Dear Andy, why do people feel the necessity to spread their beliefs? Some religious people (some, not all) are always looking to persuade people to join their religion. Shouldn’t your religion be a choice that you make yourself out of your own beliefs?
Also, I find that I agree with Anabaptists – that you should only be baptized after you are of certain age to decide your religion. What do you think about that way of thinking?
First, I’m just curious, why did you feel the need to share with me your beliefs about baptism? I mean, you just finished asking me why people spread their beliefs and are always trying to persuade others into believing what they believe, yet you just shared your beliefs with me about baptism. Sure, I understand you’re asking me a question, but then why include what you believe and why you believe that, for according to your question, shouldn’t one’s decision (for this case, on baptism) be a choice that people can make themselves out of their own beliefs?
Anyway, I actually agree with both views, infant & believers’ (click the link to understand why). But to really understand the infant part, you need to look at the Israelites’ crossing of the Jordan River and its connection with confirmation (again, click this link to get what I’m saying).
Now, why do people feel the necessity to spread their beliefs? Well, for Christians anyway, Jesus commanded His people to spread the Good News of the Gospel. However, we shouldn’t feel obligated to do it, like a task or anything, and spreading the Gospel won’t get us any more right with God than accepting Him did, but as people who have accepted Him and His Gospel, we should share it out of our excitement about it. I mean, if you read something online that you think others would like to read or look at, you share it, right? That’s how sharing the Gospel should be, also – sharing because it means something to us and includes some awesome news that people need to know.

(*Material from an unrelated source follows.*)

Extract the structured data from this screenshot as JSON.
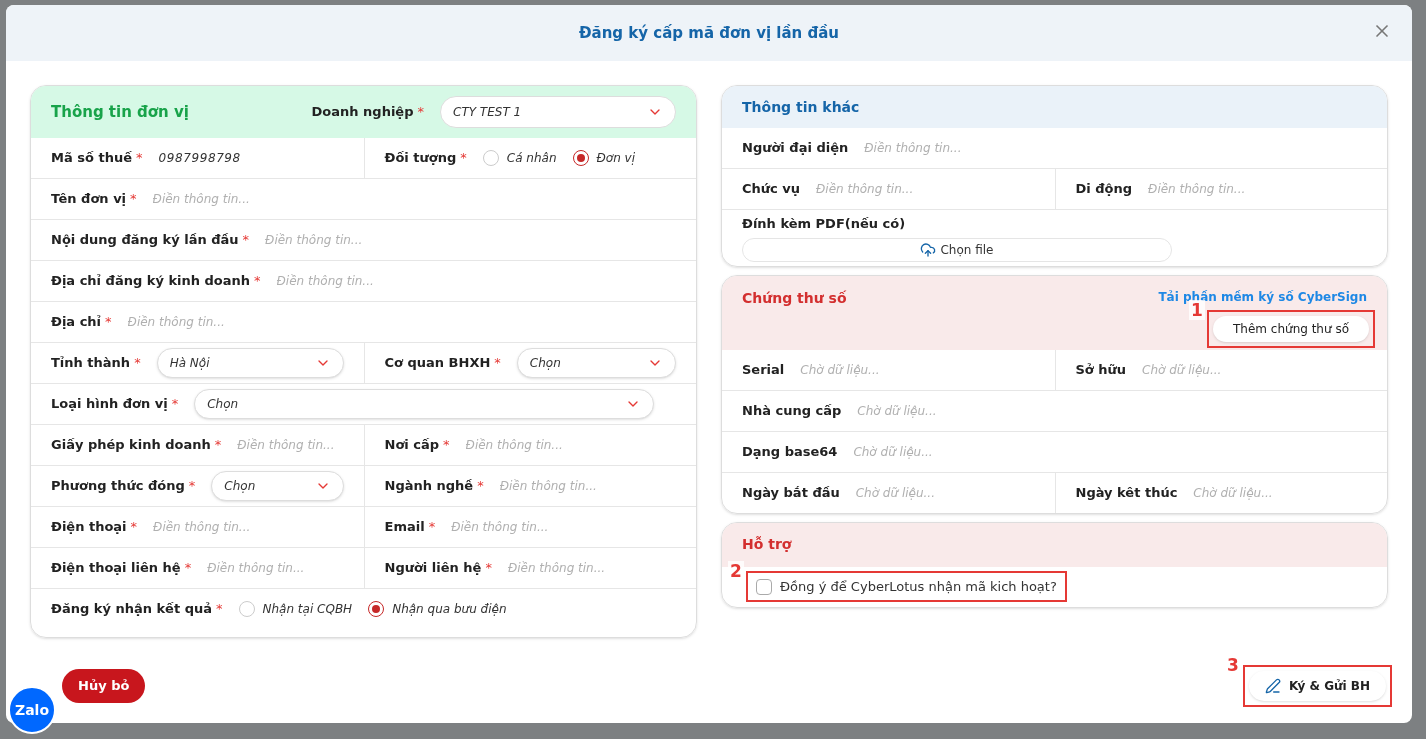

As for the choice part, Jesus opened the door for all who want to walk in, yet so many refuse, accusing that it’s closed-minded to say there’s only one door. Yeah, there’s only one door (Jesus is the door), but the excitement that we’re trying to share is that it’s open and everybody is invited to enter through it! Yet so many people remain stuck on the issue of there being a lack of doors. I mean, think about it. If you were held capture by some terrorists, and somebody took them all out, opened up your crate (or whatever you’re being held in), and said to you, “Come out! I’m giving you your freedom!” Would you stay there in your crate, or would you run out to your freedom? In Isaiah 49:9, God says that through His servant (His Messiah, which is Jesus/Yeshua), “I’m saying to the prisoners of darkness, “Come out! I’m giving you your freedom!” And with Christ’s death on the cross and resurrection from the dead, He’s done just that. Isn’t it crazy that so many people prefer to reject their chance at freedom and instead remain in their dark crates?
As for the religion part, Christianity is not a religion, but a relationship with God through Jesus Christ. See, a religion is all about trying to do what we can to get right with God, or to “earn” something better. But Christianity is about what Jesus already did (as I mentioned in the previous paragraph) — we can’t earn anything that He has to give (in the terrorist example, we couldn’t wipe them out ourselves, somebody had to do it for us — those terrorists were the enemy, obviously, but the hero is Christ Jesus), and again, it’s given as a free gift – we just have to accept it (Him). Isn’t that awesome!? And with freedom from captivity to sin being so easy, doesn’t it just make sense for those who accepted the freedom to try and persuade others to come out and be free?